Quatre rencontres, un rapport. Cet épisode n'a encore une fois pas éveillé l'attention de DSK sur le fait que Jade était une prostituée, assure-t-il une nouvelle fois. "Au total, j’ai rencontré Jade trois fois, avant le début de la procédure. Dans ces quatre épisodes, le Murano, nous n’avons pas fait l’amour, au Tantra non plus puis à l’Amigo, il y a eu une relation sexuelle et à Washington, il ne se passe rien non plus. Donc quatre épisodes, dont trois où il ne se passe rien. La seule fois où il se passe quelque chose, c’est moi qui propose. Comment j’aurais pu me dire qu’elle était là pour moi ?", s'interroge-t-il.

Une sexualité "plus rude". Après l'épisode du Tantra, DSK rentre bien à Bruxelles avec Jade. Sur l'épisode du rapport non consenti, Dominique Strauss-Kahn n'a pas les mêmes impressions que Jade : "Je ne suis pas pour faire des choses qui sont désagréables à mes partenaires. C’est pour cela que je m’en suis excusé (en confrontation, ndlr.). Je n’ai pas ressenti les choses de la même manière, elle aurait pu partir". "Je dois avoir une sexualité, je le découvre dans ce dossier, qui doit être plus rude que la moyenne des hommes", en conclut-il.

Le produit d'appel. DSK raconte à son tour ses souvenirs de cet épisode. ll a donc été invité au Tantra par son ami Fabrice Paszkowski : "Jade a l’impression que le club avait été réservé pour moi, ça n’a aucun sens. Le barman s’est sans doute vanté en disant cela. Il y avait au moins 40 personnes, je n’en connaissais pas les trois-quarts. Est ce que j’étais un produit d’appel ? Je n’en sais rien. Je ne vois pas pourquoi ça aurait intéressé autant de gens que je sois là."

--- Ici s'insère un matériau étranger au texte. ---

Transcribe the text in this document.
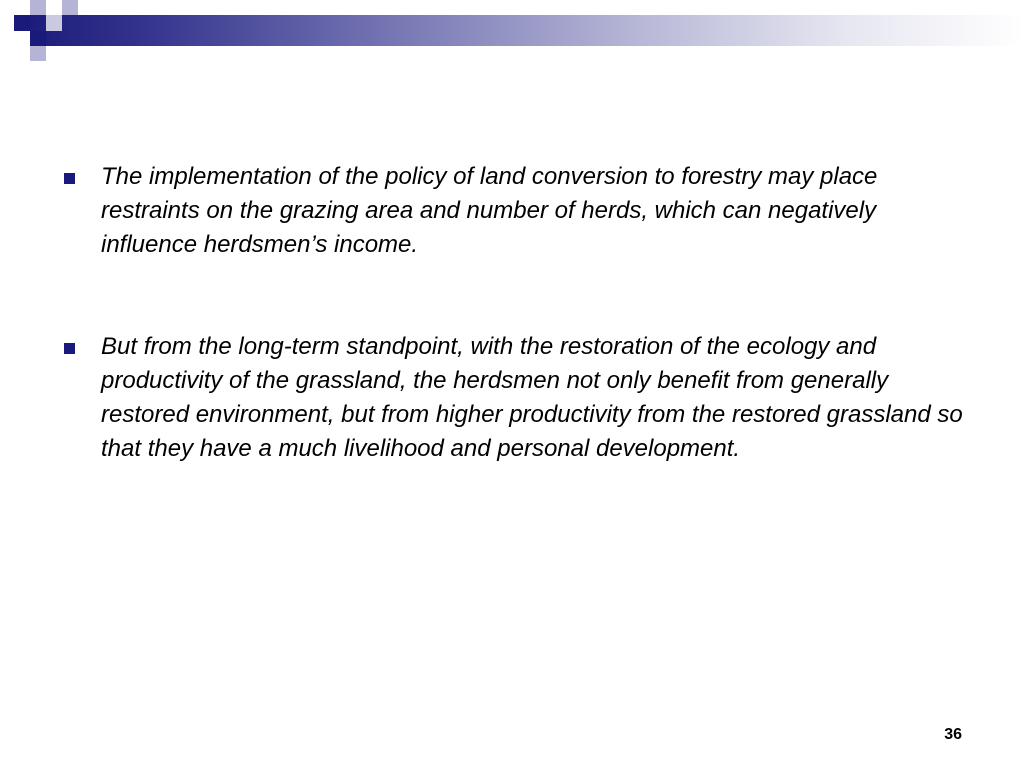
The implementation of the policy of land conversion to forestry may place restraints on the grazing area and number of herds, which can negatively influence herdsmen’s income.
But from the long-term standpoint, with the restoration of the ecology and productivity of the grassland, the herdsmen not only benefit from generally restored environment, but from higher productivity from the restored grassland so that they have a much livelihood and personal development.
36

La boucherie. Jade est de retour à la barre pour raconter sa deuxième rencontre avec DSK. C'était à l'automne 2009, dans un club échangiste en Belgique, privatisé pour l'occasion. Mais la prostituée refuse tout acte sexuel : "C’est une boucherie, ils sont tous sur un matelas, dans tous les sens. Je ne sais pas si ces gens sont propres, je ne participe pas à ce micmac." A la fin de cette soirée, la jeune femme rentre à Bruxelles en voiture avec DSK et la compagne de ce dernier. Sur le trajet, elle lui raconte qu'elle travaille dans un club échangiste, où elle se déshabille sur scène.

A Bruxelles, Jade se rend à l'hôtel avec DSK et sa compagne. Mais pour la prostituée, le rapport tourne au cauchemar : "Pour m’infliger ce qu’il m’a infligé, il ne devait pas avoir beaucoup de considération pour moi", conclut-elle.

DSK au couvent. Après son audition, mardi, Dominique Strauss-Kahn a passé la soirée et la nuit dans un très chic hôtel du vieux Lille : un ancien couvent. Europe 1 l'a suivi.